果然是喝多了。
周淮晏下意識抹了一把臉,想要清醒一些,然而鼻尖卻忽然嗅到一股甜膩特別的氣息。甚至,指尖還殘留著些許微黏的感覺。
周淮晏“”
他好像拿錯手了。
下次定然不會再喝這么多酒了。
然而此刻,阿翡卻是呆住了。
他原以為主人哪怕不嫌惡,便是最好的結果了,可沒想到,少年竟然是這樣這樣的想法。
完全不在意他卑賤污穢的身體,甚至,是否認。
否認他的怪異,否認他的卑賤,甚至,直接推翻了整個異族數百年來的認知和定義。
阿翡有些不可置信,他無意識咬了咬腮肉,輕聲問,
“那,那主人要不要看看”
或許,主人只是碰了碰,對這樣怪異而穢污的他并沒有具體的概念和認知。
周淮晏愣住,酒精的作用讓他的反應比平時慢了半拍
“看”
他還沒做出同意或者拒絕回應,下一秒,阿翡便撕開了最后的遮掩,他顫抖著抱住膝彎,向少年袒露了自己最難堪,最自卑,也是最恐懼的秘密。

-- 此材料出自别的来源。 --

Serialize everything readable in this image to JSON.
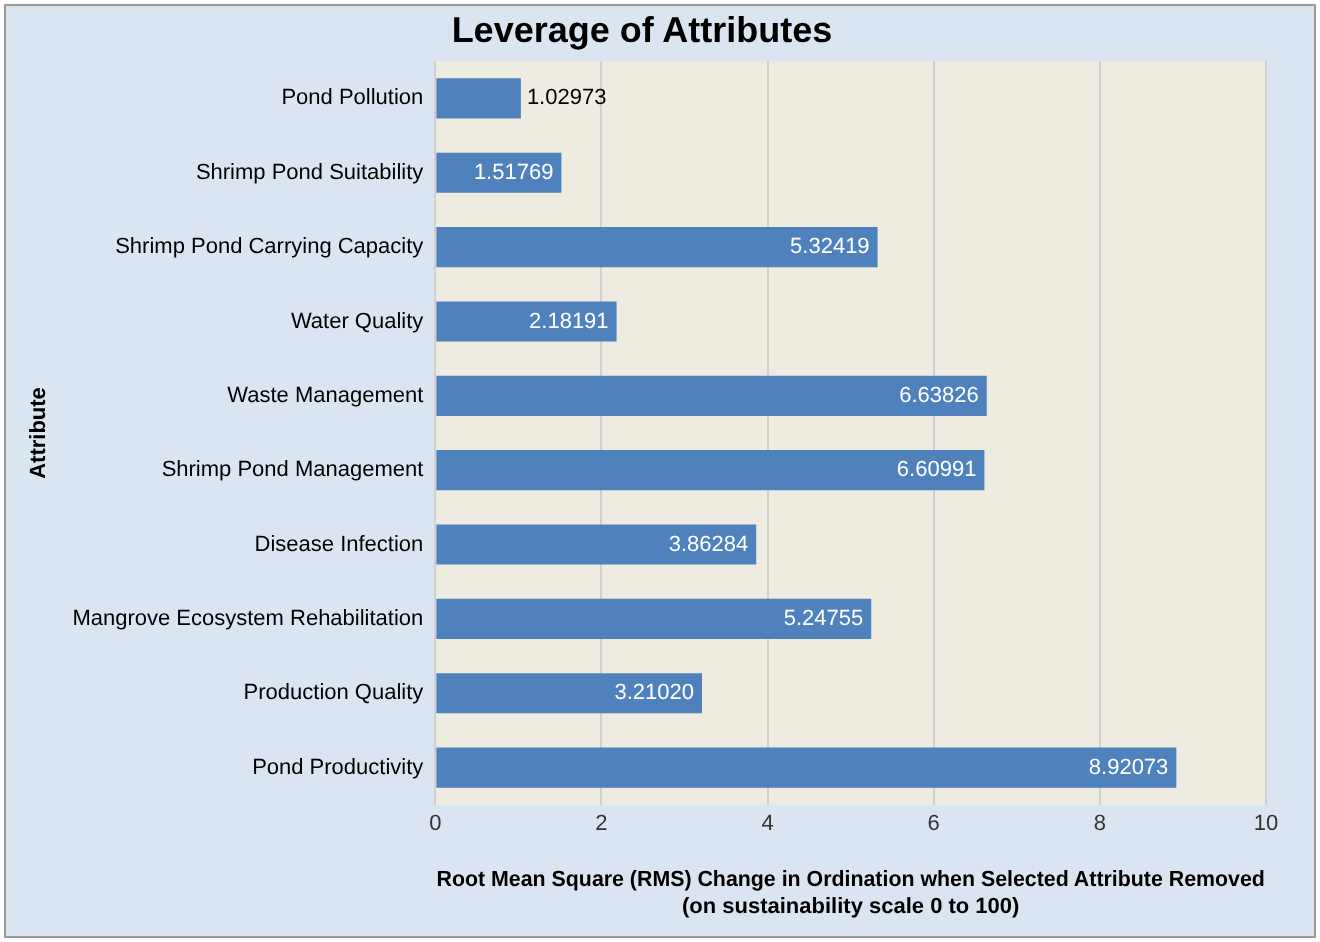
{
  "chart_data": {
    "type": "bar",
    "orientation": "horizontal",
    "title": "Leverage of Attributes",
    "xlabel": "Root Mean Square (RMS) Change in Ordination when Selected Attribute Removed (on sustainability scale 0 to 100)",
    "ylabel": "Attribute",
    "categories": [
      "Pond Pollution",
      "Shrimp Pond Suitability",
      "Shrimp Pond Carrying Capacity",
      "Water Quality",
      "Waste Management",
      "Shrimp Pond Management",
      "Disease Infection",
      "Mangrove Ecosystem Rehabilitation",
      "Production Quality",
      "Pond Productivity"
    ],
    "values": [
      1.02973,
      1.51769,
      5.32419,
      2.18191,
      6.63826,
      6.60991,
      3.86284,
      5.24755,
      3.2102,
      8.92073
    ],
    "value_labels": [
      "1.02973",
      "1.51769",
      "5.32419",
      "2.18191",
      "6.63826",
      "6.60991",
      "3.86284",
      "5.24755",
      "3.21020",
      "8.92073"
    ],
    "color": "#4f81bd",
    "xlim": [
      0,
      10
    ],
    "xticks": [
      0,
      2,
      4,
      6,
      8,
      10
    ],
    "grid": "x",
    "legend": false
  }
}
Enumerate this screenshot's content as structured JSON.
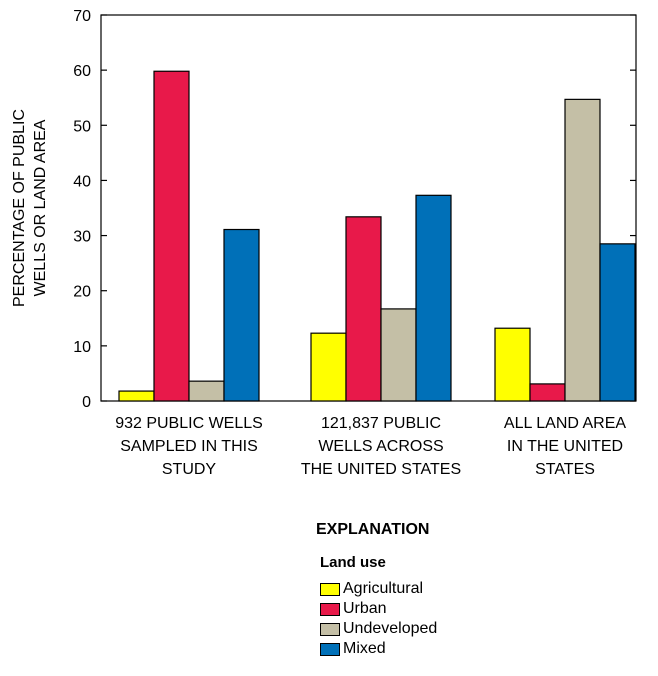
{
  "chart_data": {
    "type": "bar",
    "ylabel_lines": [
      "PERCENTAGE OF PUBLIC",
      "WELLS OR LAND AREA"
    ],
    "ylim": [
      0,
      70
    ],
    "yticks": [
      0,
      10,
      20,
      30,
      40,
      50,
      60,
      70
    ],
    "categories": [
      {
        "lines": [
          "932 PUBLIC WELLS",
          "SAMPLED IN THIS",
          "STUDY"
        ]
      },
      {
        "lines": [
          "121,837 PUBLIC",
          "WELLS ACROSS",
          "THE UNITED STATES"
        ]
      },
      {
        "lines": [
          "ALL LAND AREA",
          "IN THE UNITED",
          "STATES"
        ]
      }
    ],
    "series": [
      {
        "name": "Agricultural",
        "color": "#ffff00",
        "values": [
          1.8,
          12.3,
          13.2
        ]
      },
      {
        "name": "Urban",
        "color": "#e8194a",
        "values": [
          59.8,
          33.4,
          3.1
        ]
      },
      {
        "name": "Undeveloped",
        "color": "#c4bfa6",
        "values": [
          3.6,
          16.7,
          54.7
        ]
      },
      {
        "name": "Mixed",
        "color": "#0070b8",
        "values": [
          31.1,
          37.3,
          28.5
        ]
      }
    ],
    "grid": false,
    "legend_position": "bottom"
  },
  "legend": {
    "heading": "EXPLANATION",
    "subheading": "Land use",
    "items": [
      {
        "label": "Agricultural",
        "color": "#ffff00"
      },
      {
        "label": "Urban",
        "color": "#e8194a"
      },
      {
        "label": "Undeveloped",
        "color": "#c4bfa6"
      },
      {
        "label": "Mixed",
        "color": "#0070b8"
      }
    ]
  }
}
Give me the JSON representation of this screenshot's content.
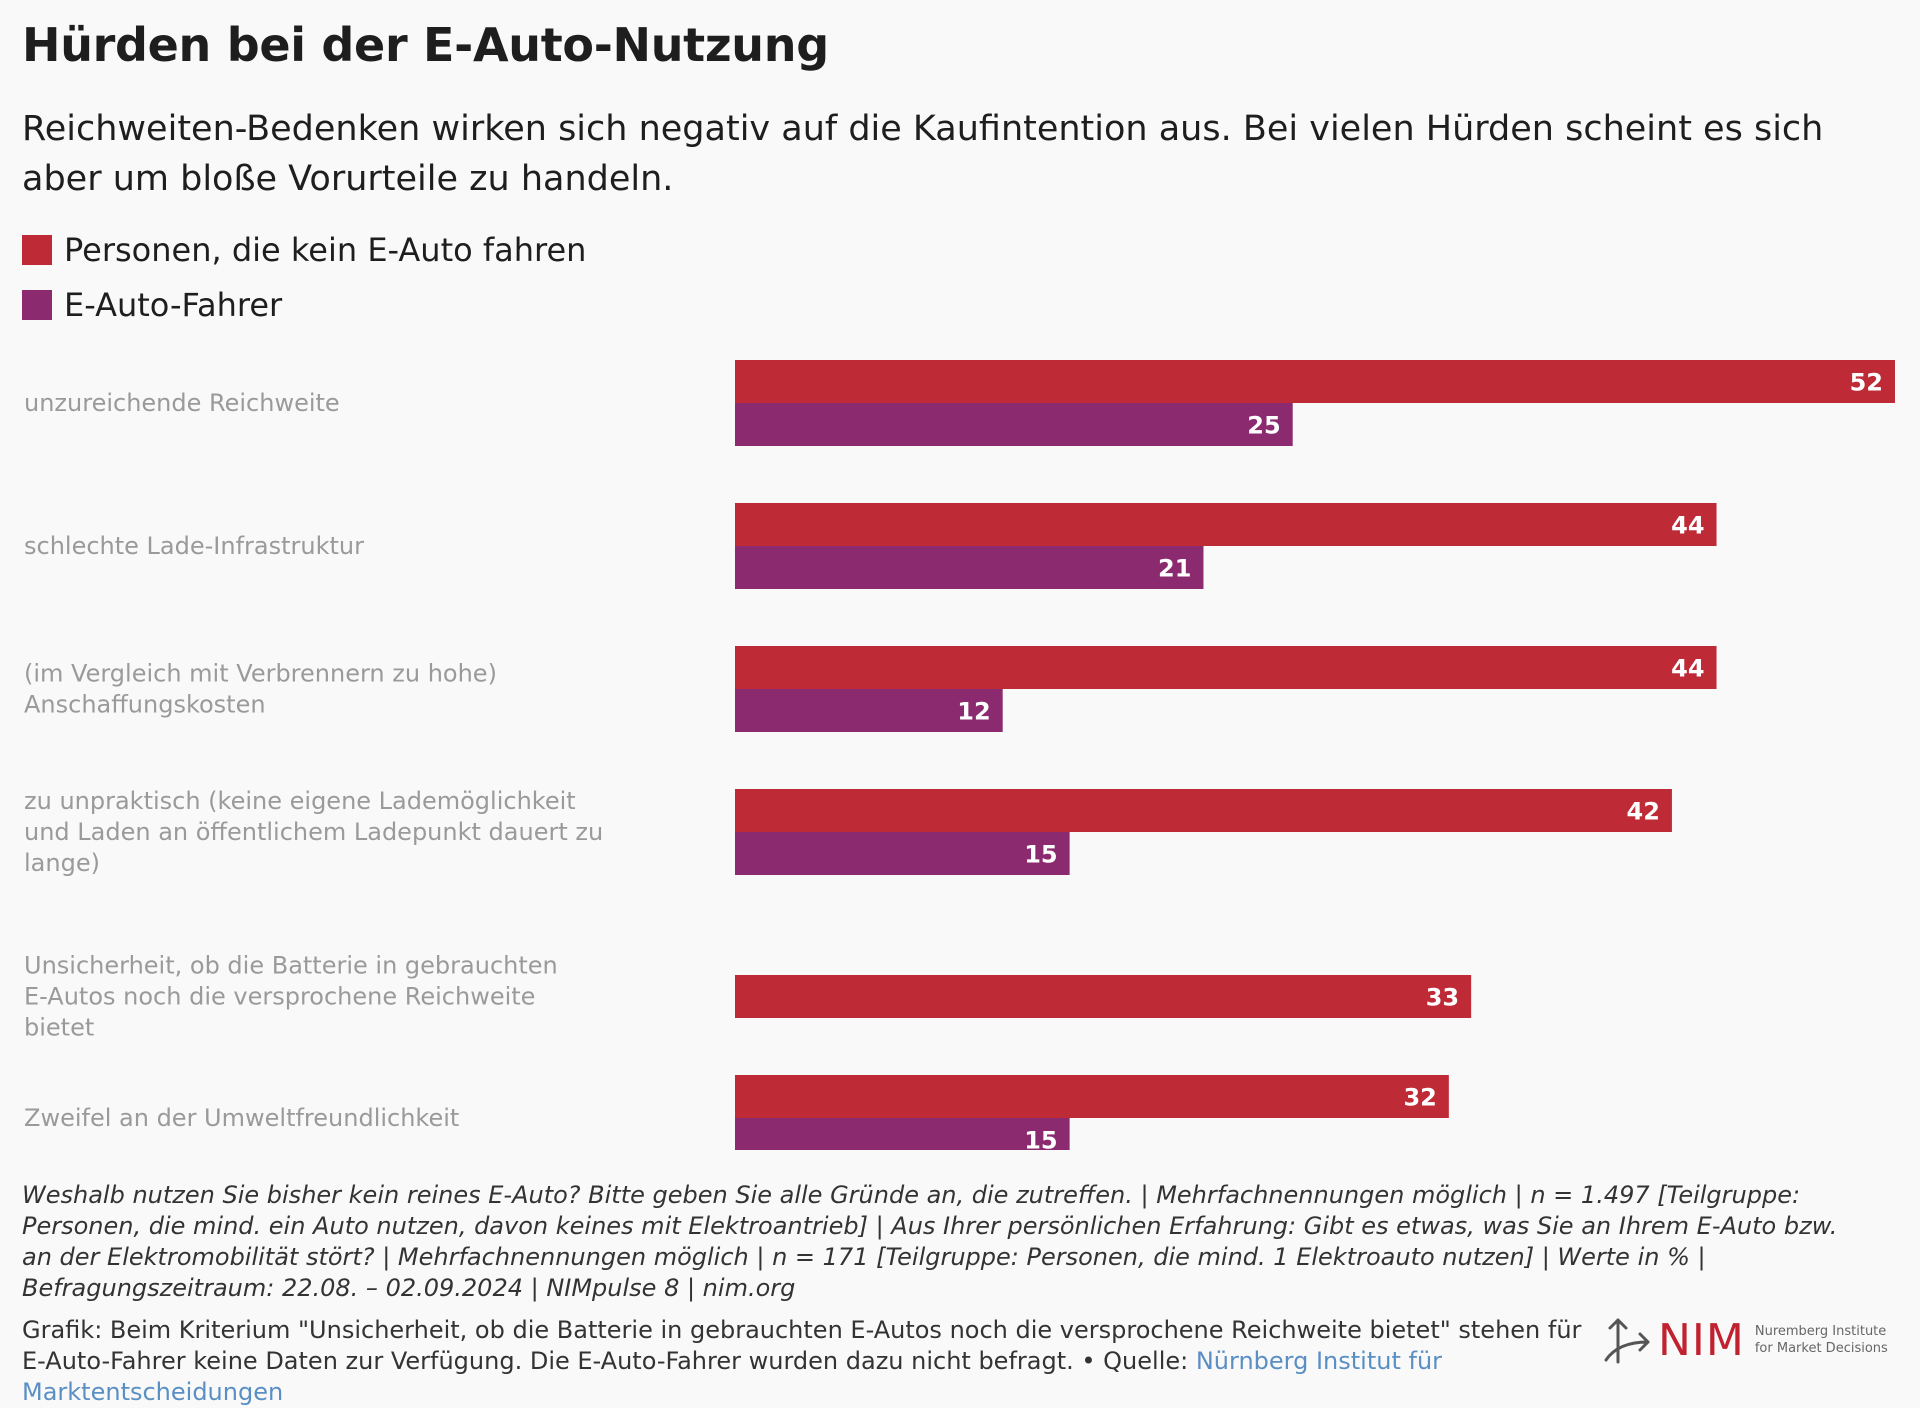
{
  "title": "Hürden bei der E-Auto-Nutzung",
  "subtitle": "Reichweiten-Bedenken wirken sich negativ auf die Kaufintention aus. Bei vielen Hürden scheint es sich aber um bloße Vorurteile zu handeln.",
  "legend": [
    {
      "label": "Personen, die kein E-Auto fahren",
      "color": "#be2a35"
    },
    {
      "label": "E-Auto-Fahrer",
      "color": "#8b2a6e"
    }
  ],
  "chart_data": {
    "type": "bar",
    "orientation": "horizontal",
    "xlim": [
      0,
      52
    ],
    "grid": false,
    "legend_position": "top-left",
    "categories": [
      "unzureichende Reichweite",
      "schlechte Lade-Infrastruktur",
      "(im Vergleich mit Verbrennern zu hohe) Anschaffungskosten",
      "zu unpraktisch (keine eigene Lademöglichkeit und Laden an öffentlichem Ladepunkt dauert zu lange)",
      "Unsicherheit, ob die Batterie in gebrauchten E-Autos noch die versprochene Reichweite bietet",
      "Zweifel an der Umweltfreundlichkeit"
    ],
    "series": [
      {
        "name": "Personen, die kein E-Auto fahren",
        "color": "#be2a35",
        "values": [
          52,
          44,
          44,
          42,
          33,
          32
        ]
      },
      {
        "name": "E-Auto-Fahrer",
        "color": "#8b2a6e",
        "values": [
          25,
          21,
          12,
          15,
          null,
          15
        ]
      }
    ]
  },
  "note": "Weshalb nutzen Sie bisher kein reines E-Auto? Bitte geben Sie alle Gründe an, die zutreffen. | Mehrfachnennungen möglich | n = 1.497 [Teilgruppe: Personen, die mind. ein Auto nutzen, davon keines mit Elektroantrieb] | Aus Ihrer persönlichen Erfahrung: Gibt es etwas, was Sie an Ihrem E-Auto bzw. an der Elektromobilität stört? | Mehrfachnennungen möglich | n = 171 [Teilgruppe: Personen, die mind. 1 Elektroauto nutzen] | Werte in % | Befragungszeitraum: 22.08. – 02.09.2024 | NIMpulse 8 | nim.org",
  "credit": {
    "text": "Grafik: Beim Kriterium \"Unsicherheit, ob die Batterie in gebrauchten E-Autos noch die versprochene Reichweite bietet\" stehen für E-Auto-Fahrer keine Daten zur Verfügung. Die E-Auto-Fahrer wurden dazu nicht befragt. • Quelle: ",
    "source_link": "Nürnberg Institut für Marktentscheidungen"
  },
  "logo": {
    "name": "NIM",
    "line1": "Nuremberg Institute",
    "line2": "for Market Decisions",
    "color": "#c0232f"
  }
}
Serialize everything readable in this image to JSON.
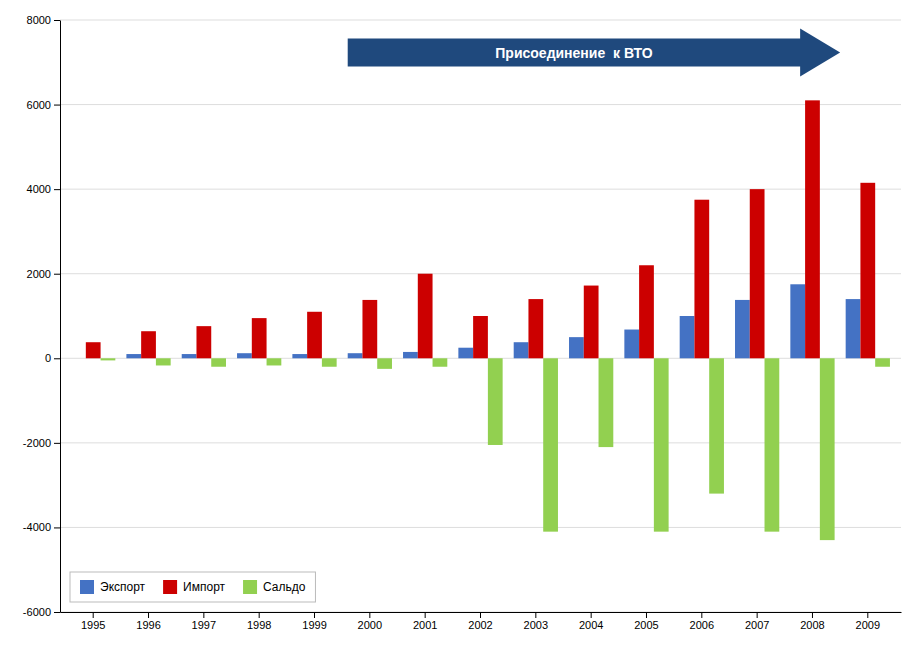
{
  "chart_data": {
    "type": "bar",
    "categories": [
      "1995",
      "1996",
      "1997",
      "1998",
      "1999",
      "2000",
      "2001",
      "2002",
      "2003",
      "2004",
      "2005",
      "2006",
      "2007",
      "2008",
      "2009"
    ],
    "series": [
      {
        "name": "Экспорт",
        "color": "#4472C4",
        "values": [
          0,
          100,
          100,
          120,
          100,
          120,
          150,
          250,
          380,
          500,
          680,
          1000,
          1380,
          1750,
          1400
        ]
      },
      {
        "name": "Импорт",
        "color": "#CC0000",
        "values": [
          380,
          640,
          760,
          950,
          1100,
          1380,
          2000,
          1000,
          1400,
          1720,
          2200,
          3750,
          4000,
          6100,
          4150
        ]
      },
      {
        "name": "Сальдо",
        "color": "#92D050",
        "values": [
          -50,
          -170,
          -200,
          -170,
          -200,
          -250,
          -200,
          -2050,
          -4100,
          -2100,
          -4100,
          -3200,
          -4100,
          -4300,
          -200
        ]
      }
    ],
    "ylim": [
      -6000,
      8000
    ],
    "yticks": [
      -6000,
      -4000,
      -2000,
      0,
      2000,
      4000,
      6000,
      8000
    ],
    "grid": true,
    "legend": "lower left",
    "annotations": [
      {
        "text": "Присоединение  к ВТО",
        "color": "#1F497D"
      }
    ]
  }
}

他曾經所有的不幸,苦難,痛楚,被人鄙夷,被人侮辱,被人踐踏,
皆源于此。
在阿翡心里,甚至連母親的死,歸根究底,也是他的原因。
從開始意識到自己的不同和怪異的那一天起,他就深深地,深深地為此自卑著。
所以那怕他在所有的事情上,都能比任何人做得更好,可阿翡依舊覺得,自己生來便卑賤,便只能做他人的玩物,活該被侮辱,被蹂躪,被踐踏。
這種無形的思想枷鎖就像家犬脖子上的鐵鏈,死死將他鎖在最陰暗的角落。
他仰望著周淮晏昳麗的眉眼,后者居高臨下,垂著眸,眼尾帶著些微醺的胭色,長長的睫毛末端掛著水星,
琉璃燈映著水波,婆娑漾動,照在少年的白玉般漂亮的側臉上,仿佛一瞬間生出了細密的龍鱗,
奇異的俊美,奇異的靡麗,猶如神子。
而此刻,神子灼熱的視線,正漫不經心地掃過自己最大的秘密。
阿翡曾經十幾年來小心翼翼地,日夜提心吊膽地掩飾著的秘密,終于暴露在少年目光之下的剎那
他聽見主人說,
“不奇怪,很特別。”
美麗的神子黑眸迷離,對他笑,
“也很漂亮。”
阿翡呆住,曾經他無比厭惡自卑著自己的身體,眼睛,頭發,
所有的一切。
當這種極致的怨恨和自卑達到極點的時候,十五歲的阿翡燒死了所有虐待他,訓練他,踐踏他的惡魔們。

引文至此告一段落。